4.2 Results and Interpretations

The result Tables 1, 2, 3 and 4 show the relative performances attained by the proposal, each source clustering and another ensemble method recently proposed in [3].

Table 1. Average relative entropy
Table 2. Relative entropy

As we can see from Tables 1 and 2, the results on the relative entropy show that our proposed method achieves significantly better results than the method of Fraj et al. [3] on the same data sets.

Table 3. Average relative purity

Going more into details, from Table 2 we can see that overall the TFIDF first and the LDA view second have the best results in term en entropy and are used as baseline for the relative entropy. We can see that for many data set our proposed method not only is close from the best entropy result, but that it achieves better results on average than the 3 original lda, skipgram and tfidf views, and always better results than the method from Fraj et al.

Since each view may hold its own truth, it is only logical that we rarely achieve fusion results that are better than all original view. This is a common problem in multi-view clustering [30] and should be considered as normal. Regardless, it is worth mentioning that our proposed method still achieves the best results in the case of the BBCSport data set with 15 clusters in terms of relative entropy.

Table 4. Relative purity

From Tables 3 and 4, we can see that the results in term of purity are the same than the one we had with entropy, thus enabling us to affirm that our proposed method proved superior than the one of Fraj et al. on all data sets regardless of the number of clusters.

Like for entropy, we can see that we rarely achieve the best results among views, but that we still do better than the average of the 3 original views, and from Table 3 we can see that our algorithm remains very competitive even when compare to the best view.

The best performances of our proposed algorithm for relative purity are for the BBCSport data set with 15 clusters, Reuters-R8 with 15 clusters and WebbKB with 10 clusters. For all 3 cases, we not only get better results than other methods in the literature, but we also do better than the best views in term of relative purity.

5 Conclusion and Future Works

We have presented a new clustering fusion method applied to the case of multi-view text corpus clustering. Our method was applied to 4 data sets that are very common in the literature (20Newsgroup, Reutors-R8, WebKB and BBCSport) and has proved to be competitive with state of the art methods. Unlike previously proposed methods, our algorithm relies on the notion of Kolmogorov complexity and information compression thus giving it a solid theoretical background on how to best fusion the clustering partitions.

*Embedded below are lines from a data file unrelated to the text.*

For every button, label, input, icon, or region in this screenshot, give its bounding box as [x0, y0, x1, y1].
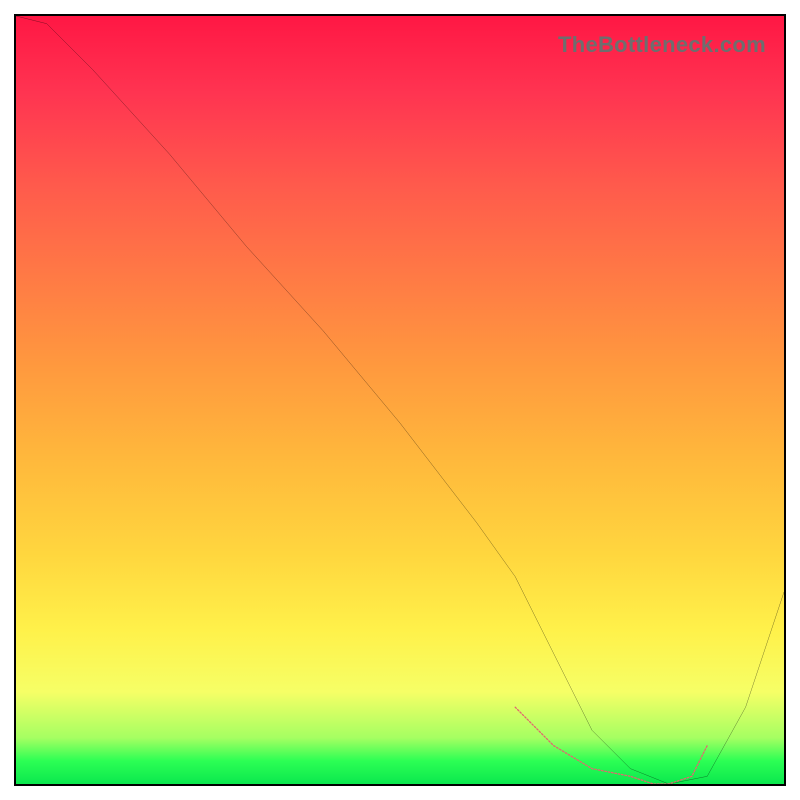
chart-container: TheBottleneck.com — [0, 0, 800, 800]
plot-area: TheBottleneck.com — [14, 14, 786, 786]
curve-layer — [16, 16, 784, 784]
optimal-band-dash — [515, 707, 707, 784]
bottleneck-curve — [16, 16, 784, 784]
attribution-watermark: TheBottleneck.com — [558, 32, 766, 58]
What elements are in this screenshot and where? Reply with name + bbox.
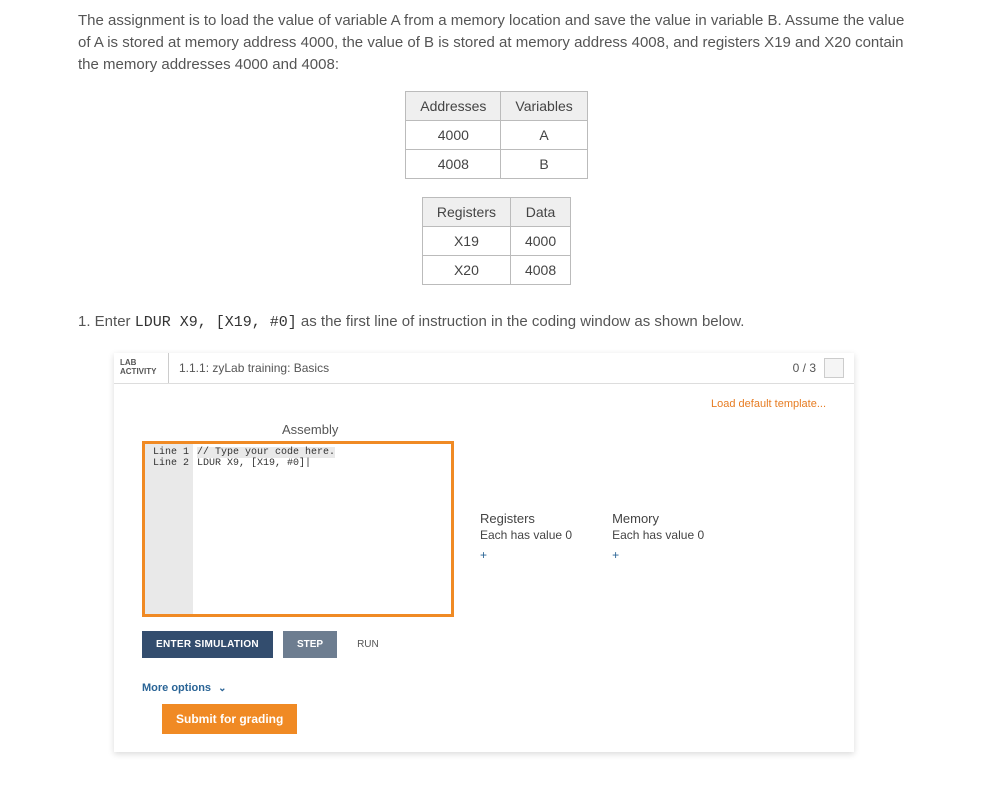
table-row: 4000 A	[406, 121, 587, 150]
table-row: X19 4000	[422, 227, 570, 256]
lab-badge: LAB ACTIVITY	[114, 353, 169, 383]
submit-for-grading-button[interactable]: Submit for grading	[162, 704, 297, 734]
lab-badge-line2: ACTIVITY	[120, 368, 162, 377]
score-box-icon	[824, 358, 844, 378]
cell: A	[501, 121, 587, 150]
addresses-variables-table: Addresses Variables 4000 A 4008 B	[405, 91, 587, 179]
lab-score: 0 / 3	[783, 353, 854, 383]
table-row: 4008 B	[406, 150, 587, 179]
registers-sub: Each has value 0	[480, 528, 572, 542]
memory-add-button[interactable]: +	[612, 548, 704, 562]
lab-title: 1.1.1: zyLab training: Basics	[169, 353, 783, 383]
instruction-line: 1. Enter LDUR X9, [X19, #0] as the first…	[78, 313, 915, 331]
instruction-code: LDUR X9, [X19, #0]	[135, 314, 297, 331]
table2-header-registers: Registers	[422, 198, 510, 227]
memory-title: Memory	[612, 511, 704, 526]
cell: X20	[422, 256, 510, 285]
chevron-down-icon: ⌄	[218, 683, 226, 694]
registers-title: Registers	[480, 511, 572, 526]
load-default-template-link[interactable]: Load default template...	[142, 398, 826, 410]
memory-column: Memory Each has value 0 +	[612, 511, 704, 562]
editor-code-lines[interactable]: // Type your code here. LDUR X9, [X19, #…	[193, 444, 339, 614]
intro-text: The assignment is to load the value of v…	[78, 10, 915, 75]
registers-add-button[interactable]: +	[480, 548, 572, 562]
run-button[interactable]: RUN	[347, 631, 389, 658]
more-options-toggle[interactable]: More options ⌄	[142, 682, 826, 694]
enter-simulation-button[interactable]: ENTER SIMULATION	[142, 631, 273, 658]
code-line-2: LDUR X9, [X19, #0]|	[197, 458, 311, 469]
instruction-prefix: 1. Enter	[78, 313, 135, 330]
assembly-label: Assembly	[282, 422, 826, 437]
code-editor[interactable]: Line 1 Line 2 // Type your code here. LD…	[142, 441, 454, 617]
table2-header-data: Data	[510, 198, 570, 227]
memory-sub: Each has value 0	[612, 528, 704, 542]
more-options-label: More options	[142, 682, 211, 694]
table1-header-variables: Variables	[501, 92, 587, 121]
cell: B	[501, 150, 587, 179]
cell: 4000	[510, 227, 570, 256]
registers-column: Registers Each has value 0 +	[480, 511, 572, 562]
table1-header-addresses: Addresses	[406, 92, 501, 121]
lab-header: LAB ACTIVITY 1.1.1: zyLab training: Basi…	[114, 353, 854, 384]
cell: X19	[422, 227, 510, 256]
cell: 4008	[510, 256, 570, 285]
cell: 4008	[406, 150, 501, 179]
cell: 4000	[406, 121, 501, 150]
editor-gutter: Line 1 Line 2	[145, 444, 193, 614]
table-row: X20 4008	[422, 256, 570, 285]
lab-panel: LAB ACTIVITY 1.1.1: zyLab training: Basi…	[114, 353, 854, 752]
code-line-1: // Type your code here.	[197, 447, 335, 458]
step-button[interactable]: STEP	[283, 631, 337, 658]
instruction-suffix: as the first line of instruction in the …	[297, 313, 745, 330]
registers-data-table: Registers Data X19 4000 X20 4008	[422, 197, 571, 285]
score-text: 0 / 3	[793, 361, 816, 375]
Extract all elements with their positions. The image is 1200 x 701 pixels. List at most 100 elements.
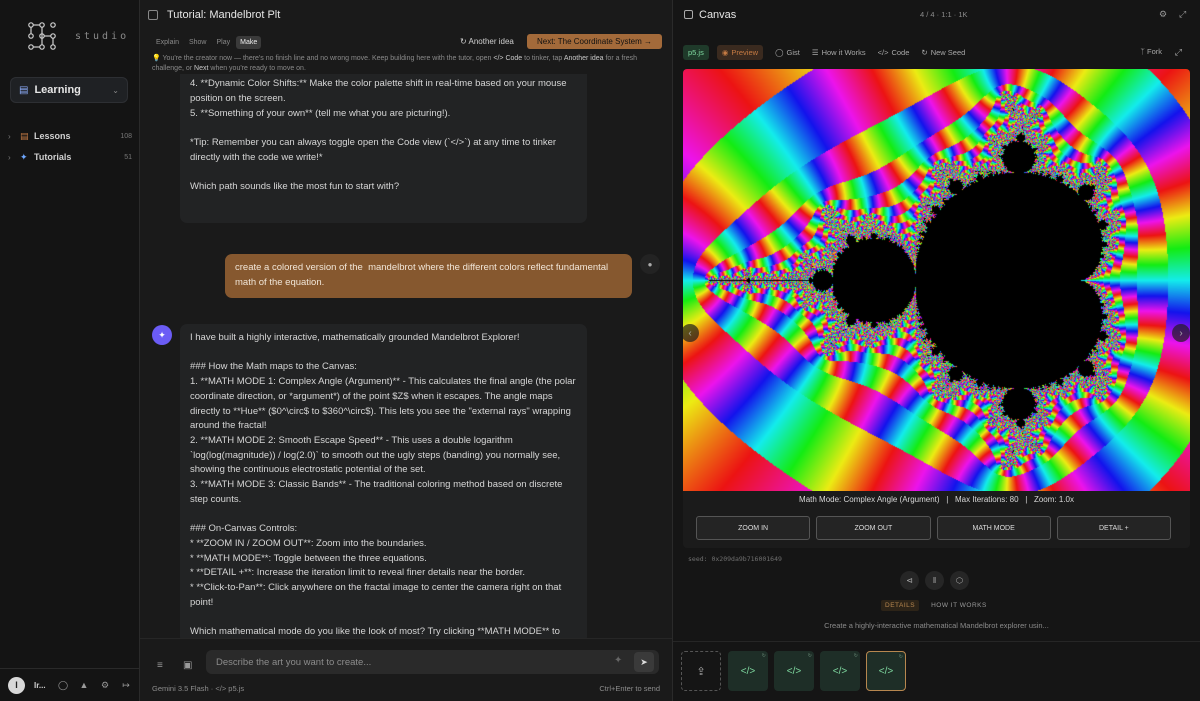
assistant-avatar-icon: ✦ <box>152 325 172 345</box>
version-thumb[interactable]: </> ↻ <box>774 651 814 691</box>
brand-name: studio <box>75 31 130 42</box>
code-button[interactable]: </> Code <box>878 48 910 57</box>
another-idea-label: Another idea <box>468 37 514 46</box>
sidebar: studio ▤ Learning ⌄ › ▤ Lessons 108 › ✦ … <box>0 0 140 701</box>
fork-label: Fork <box>1147 47 1162 56</box>
hint-next-link[interactable]: Next <box>194 65 208 72</box>
code-label: Code <box>891 47 910 57</box>
upload-button[interactable]: ⇪ <box>681 651 721 691</box>
sidebar-item-lessons[interactable]: › ▤ Lessons 108 <box>8 127 132 145</box>
version-gallery: ⇪ </> ↻ </> ↻ </> ↻ </> ↻ <box>673 641 1200 701</box>
canvas-title: Canvas <box>699 9 737 21</box>
preview-frame: ‹ › Math Mode: Complex Angle (Argument) … <box>683 69 1190 548</box>
tab-show[interactable]: Show <box>185 36 211 49</box>
model-info[interactable]: Gemini 3.5 Flash · </> p5.js <box>152 684 244 693</box>
new-seed-button[interactable]: ↻ New Seed <box>921 48 965 57</box>
user-name[interactable]: Ir... <box>34 681 48 690</box>
send-button[interactable]: ➤ <box>634 652 654 672</box>
tutor-hint: 💡 You're the creator now — there's no fi… <box>152 54 662 74</box>
library-icon[interactable]: ‖ <box>925 571 944 590</box>
hint-text: to tinker, tap <box>522 55 564 62</box>
tab-make[interactable]: Make <box>236 36 262 49</box>
hint-text: when you're ready to move on. <box>208 65 306 72</box>
fractal-status: Math Mode: Complex Angle (Argument) | Ma… <box>799 495 1074 504</box>
refresh-icon: ↻ <box>460 37 467 46</box>
eye-icon: ◉ <box>721 47 729 57</box>
space-selector[interactable]: ▤ Learning ⌄ <box>10 77 128 103</box>
fork-button[interactable]: ᛉ Fork <box>1140 47 1162 56</box>
mandelbrot-canvas[interactable] <box>683 69 1190 491</box>
layers-icon: ☰ <box>811 47 819 57</box>
item-count: 51 <box>124 153 132 161</box>
send-hint: Ctrl+Enter to send <box>599 684 660 693</box>
chevron-right-icon[interactable]: › <box>1172 324 1190 342</box>
seed-label: New Seed <box>930 47 966 57</box>
logo-icon <box>28 22 56 50</box>
code-icon: </> <box>878 665 894 677</box>
assistant-message: 3. **Interactive Zoom:** Add zoom and pa… <box>180 54 587 223</box>
math-mode-button[interactable]: MATH MODE <box>936 516 1051 540</box>
sidebar-item-label: Lessons <box>34 131 71 141</box>
next-lesson-button[interactable]: Next: The Coordinate System → <box>527 34 662 49</box>
canvas-toolbar: p5.js ◉ Preview ◯ Gist ☰ How it Works </> Co… <box>683 41 1190 63</box>
fullscreen-icon[interactable]: ⤢ <box>1175 47 1182 58</box>
refresh-icon: ↻ <box>761 653 766 659</box>
gist-button[interactable]: ◯ Gist <box>775 48 800 57</box>
cube-icon[interactable]: ⬡ <box>950 571 969 590</box>
book-icon: ▤ <box>20 130 29 141</box>
gear-icon[interactable]: ⚙ <box>99 680 111 691</box>
version-thumb-selected[interactable]: </> ↻ <box>866 651 906 691</box>
prompt-box: ✦ ➤ <box>206 650 659 674</box>
another-idea-button[interactable]: ↻ Another idea <box>456 34 518 49</box>
seed-value: seed: 0x209da9b716001649 <box>688 555 782 563</box>
panel-toggle-icon[interactable] <box>148 10 158 20</box>
bug-icon[interactable]: ⚙ <box>1159 9 1167 20</box>
action-icons: ⊲ ‖ ⬡ <box>900 571 969 590</box>
share-icon[interactable]: ⊲ <box>900 571 919 590</box>
tab-how-it-works[interactable]: HOW IT WORKS <box>927 600 991 611</box>
zoom-out-button[interactable]: ZOOM OUT <box>816 516 931 540</box>
mode-tabs: Explain Show Play Make <box>152 36 262 49</box>
magic-wand-icon[interactable]: ✦ <box>614 655 622 666</box>
tab-explain[interactable]: Explain <box>152 36 183 49</box>
fork-icon: ᛉ <box>1140 47 1145 56</box>
prompt-input[interactable] <box>216 655 596 669</box>
logout-icon[interactable]: ↦ <box>120 680 132 691</box>
code-icon: </> <box>740 665 756 677</box>
hint-idea-link[interactable]: Another idea <box>564 55 604 62</box>
canvas-icon <box>684 10 693 19</box>
space-label: Learning <box>34 84 81 96</box>
assistant-message: I have built a highly interactive, mathe… <box>180 324 587 638</box>
sliders-icon[interactable]: ≡ <box>157 660 163 671</box>
image-add-icon[interactable]: ▣ <box>183 660 192 671</box>
shield-icon[interactable]: ◯ <box>57 680 69 691</box>
preview-tab[interactable]: ◉ Preview <box>716 44 764 60</box>
message-text: create a colored version of the mandelbr… <box>235 262 611 288</box>
avatar[interactable]: I <box>8 676 25 694</box>
message-list: 3. **Interactive Zoom:** Add zoom and pa… <box>140 54 672 638</box>
chat-panel: Tutorial: Mandelbrot Plt 3. **Interactiv… <box>140 0 673 701</box>
preview-label: Preview <box>731 47 759 57</box>
version-thumb[interactable]: </> ↻ <box>728 651 768 691</box>
tab-details[interactable]: DETAILS <box>881 600 920 611</box>
sidebar-footer: I Ir... ◯ ▲ ⚙ ↦ <box>0 668 140 701</box>
tab-play[interactable]: Play <box>212 36 234 49</box>
version-thumb[interactable]: </> ↻ <box>820 651 860 691</box>
detail-plus-button[interactable]: DETAIL + <box>1056 516 1171 540</box>
zoom-in-button[interactable]: ZOOM IN <box>696 516 811 540</box>
how-it-works-button[interactable]: ☰ How it Works <box>812 48 866 57</box>
item-count: 108 <box>120 132 132 140</box>
expand-icon[interactable]: ⤢ <box>1179 9 1186 20</box>
bulb-icon: ◯ <box>775 47 784 57</box>
refresh-icon: ↻ <box>898 654 903 660</box>
hint-text: 💡 You're the creator now — there's no fi… <box>152 55 494 62</box>
sidebar-item-tutorials[interactable]: › ✦ Tutorials 51 <box>8 148 132 166</box>
hint-code-link[interactable]: </> Code <box>493 55 522 62</box>
user-message: create a colored version of the mandelbr… <box>225 254 632 298</box>
library-badge: p5.js <box>683 44 709 60</box>
how-label: How it Works <box>821 47 866 57</box>
gist-label: Gist <box>786 47 800 57</box>
canvas-meta: 4 / 4 · 1:1 · 1K <box>920 10 968 19</box>
refresh-icon: ↻ <box>807 653 812 659</box>
graduation-cap-icon[interactable]: ▲ <box>78 680 90 690</box>
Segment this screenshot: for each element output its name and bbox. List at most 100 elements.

In our future works, we plan on coupling our proposed method with existing collaborative method so that we could have a collaborative step first, and a merging step then. We hope that doing so may help to detect incompatible or noisy views, but could also ease the merging process by creating closer partition with collaborative clustering before hand. Other possible extensions of this work include applications on merging multi-view clustering partitions in fields other than text mining and natural language processing.